September 25, 1883. Circular of the General Division of Civil Administration, sending to the provincial chiefs the form to which the proof report of primary instruction in their respective territories, which they were to make by virtue of the order in the first transitory prescription of the preceding decree, must conform.

September 25, 1883. Decree of the General Division of Civil Administration, convoking an assembly for rewarding the [authors of the] best Castilian grammars written in the principal dialects of the country for the schools, and fixing the conditions of said assembly.

October 6, 1885. Decree of the general government, granting to the original Hispano-Tagálog grammar, of the right reverend father Fray Toribio Minguella,[65] the privileges established in rule 6 of the preceding decree; holding a new assembly for the reward of Castilian grammars written in the Visayan, Cebuyan, Ilocan, Vicol, Pangasinan, or Pampango; and marking the conditions of this new assembly.

February 17, 1886. Circular of the General Division of Civil Administration, recommending to the provincial supervisors of primary instruction to immediately copy for the local reverend or learned supervisors the orders received from said center in regard to teachers.

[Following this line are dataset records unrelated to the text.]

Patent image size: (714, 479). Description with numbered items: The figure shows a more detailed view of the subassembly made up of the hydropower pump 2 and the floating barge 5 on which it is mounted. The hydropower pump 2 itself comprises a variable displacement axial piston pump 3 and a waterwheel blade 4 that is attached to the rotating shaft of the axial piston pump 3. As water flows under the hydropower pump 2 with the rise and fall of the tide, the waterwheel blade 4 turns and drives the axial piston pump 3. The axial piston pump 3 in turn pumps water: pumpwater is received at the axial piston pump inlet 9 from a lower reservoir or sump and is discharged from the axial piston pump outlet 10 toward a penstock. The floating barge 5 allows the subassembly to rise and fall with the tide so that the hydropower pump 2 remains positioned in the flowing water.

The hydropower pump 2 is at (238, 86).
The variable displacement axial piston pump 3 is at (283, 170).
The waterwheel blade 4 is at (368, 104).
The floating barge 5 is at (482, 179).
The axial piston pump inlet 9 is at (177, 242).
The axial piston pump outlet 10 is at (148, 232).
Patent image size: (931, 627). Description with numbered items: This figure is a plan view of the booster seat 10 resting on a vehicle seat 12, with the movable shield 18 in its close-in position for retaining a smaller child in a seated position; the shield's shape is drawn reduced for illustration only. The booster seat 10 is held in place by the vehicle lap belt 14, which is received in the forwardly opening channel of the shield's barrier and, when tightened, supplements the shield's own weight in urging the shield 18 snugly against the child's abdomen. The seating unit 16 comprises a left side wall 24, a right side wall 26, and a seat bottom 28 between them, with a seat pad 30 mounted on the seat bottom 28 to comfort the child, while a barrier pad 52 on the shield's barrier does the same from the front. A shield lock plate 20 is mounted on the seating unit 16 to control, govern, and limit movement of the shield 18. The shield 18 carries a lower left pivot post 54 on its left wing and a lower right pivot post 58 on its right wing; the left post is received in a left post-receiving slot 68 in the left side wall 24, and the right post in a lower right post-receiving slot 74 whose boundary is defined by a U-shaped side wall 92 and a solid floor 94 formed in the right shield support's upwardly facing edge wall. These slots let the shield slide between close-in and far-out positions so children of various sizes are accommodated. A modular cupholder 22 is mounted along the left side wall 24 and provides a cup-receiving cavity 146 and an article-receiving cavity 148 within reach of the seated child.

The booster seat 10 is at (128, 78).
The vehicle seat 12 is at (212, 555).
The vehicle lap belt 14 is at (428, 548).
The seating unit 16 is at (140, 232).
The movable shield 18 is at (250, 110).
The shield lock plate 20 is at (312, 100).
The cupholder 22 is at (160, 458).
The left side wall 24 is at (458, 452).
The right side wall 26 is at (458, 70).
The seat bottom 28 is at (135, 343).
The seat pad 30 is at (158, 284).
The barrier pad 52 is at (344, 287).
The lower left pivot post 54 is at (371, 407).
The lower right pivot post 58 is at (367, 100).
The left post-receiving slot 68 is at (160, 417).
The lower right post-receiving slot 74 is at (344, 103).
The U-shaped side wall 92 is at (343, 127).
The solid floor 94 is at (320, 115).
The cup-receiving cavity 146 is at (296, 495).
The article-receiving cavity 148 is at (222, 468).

June 30, 1887. Decree of the general government, encouraging the provincial chiefs and the reverend parish priests, to contrive by all means to have the Castilian language taught in the schools, imposing on them the obligation of personally making the tour of annual inspection, at least to the schools, and another tour by the secretaries of the [local] governments, giving account afterwards of the progress in said teaching and recommending at the same time recompenses or punishment which the teachers deserve on account of their interest or neglect.

July 11, 1887. Circular of the General Division of Civil Administration, charging the provincial chiefs with the exact observance of the orders dictated in regard to primary instruction for the purpose of having Castilian spoken in all the villages; they shall employ rigor in the examinations of substitute teachers, and be careful that the assistant substitutes who are appointed be persons suitable for teaching.

January 13, 1888. Decree of the general government, declaring a competition in the boys’ término school of the first class among teachers with certificates from the normal school, who shall have had one year’s practice in teaching and giving rules for the holding of said competitions; with programs for the oral examination in said competitions.

July 31, 1888. Circular of the general government, addressed to the provincial chiefs ordering that they make an extraordinary inspection of the school, after which they shall remit to the said general government the various data which are expressed, so that an exact idea of the condition of those schools may be formed.

January 16, 1889. Decree of the general government, ordering that the allowances which they receive in hard cash for school equipment be not paid to the men and women teachers; and creating a board for the purchase of said equipment, and prescribing rules for the provision of the above-mentioned supplies to the schools.

January 16, 1889. Decree of the general government, ordering that the sums which are given in coin for the rewards of the pupils, cease to be given to the teachers, and that the administrative board of school supplies created by the preceding decree, purchase in the public market for said object, primers of agriculture, and then grammars, geographies and other useful books.